Ucie­ka­jący chło­pak su­nie na łyż­wach w stronę mo­stu. Abra­ham już go do­brze wi­dzi. Gołą głowę We­ro­niki Wie­czo­rek rów­nież. Uwol­nione spod kwie­ci­stej chustki pa­sma zło­to­ru­dych wło­sów uno­szą się w pę­dzie, na­da­jąc dziew­czę­cej po­staci wy­gląd wście­kłej Wal­ki­rii ru­sza­ją­cej do boju.

– Już go ma – zdaje re­la­cję Beno.

– Wi­dzę.

– Prze­wró­ciła go, wla­zła na plecy i tłu­cze pię­ściami.

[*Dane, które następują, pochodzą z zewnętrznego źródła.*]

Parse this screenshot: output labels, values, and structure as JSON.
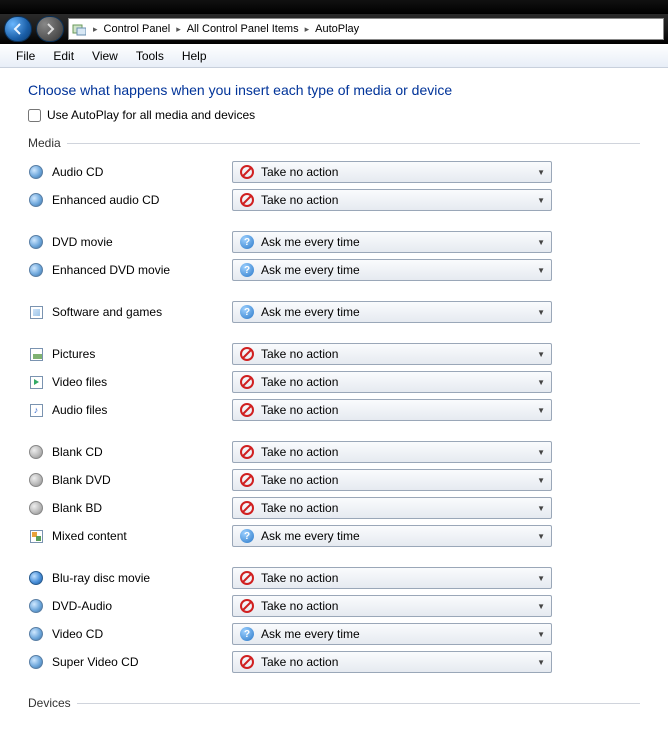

Po­zwo­lisz na to? Za­wo­łaj do niej.

– Co mam wo­łać. Za­słu­żył. Sam bym go sprał wie­czo­rem. Do­brze, że już nie mu­szę.

Tym­cza­sem Wie­czor­kówna, po od­zy­ska­niu chustki i wy­mie­rze­niu spra­wie­dli­wo­ści, wciąż po­chy­lona nad wi­no­wajcą, po­pra­wia spód­nicę. Coś mówi do za­ru­mie­nio­nego chło­paka, po­tem szyb­kim ru­chem zrywa mu z głowy kasz­kiet i ru­sza do ucieczki. Na­gle, nie wia­domo skąd, na dro­dze ści­ga­ją­cego ją Na­tana zja­wia się dziew­czynka, która jesz­cze nie­dawno śli­zgała się z ko­le­żan­kami. Ten, chcąc ją omi­nąć, wy­wraca się gwał­tow­nie. To­wa­rzy­stwo ob­ser­wu­jące całe zaj­ście wy­bu­cha śmie­chem, a We­ro­nika, po­rzu­ciw­szy czapkę, od­dala się, su­nąc po lo­dzie z miną zwy­cięż­czyni.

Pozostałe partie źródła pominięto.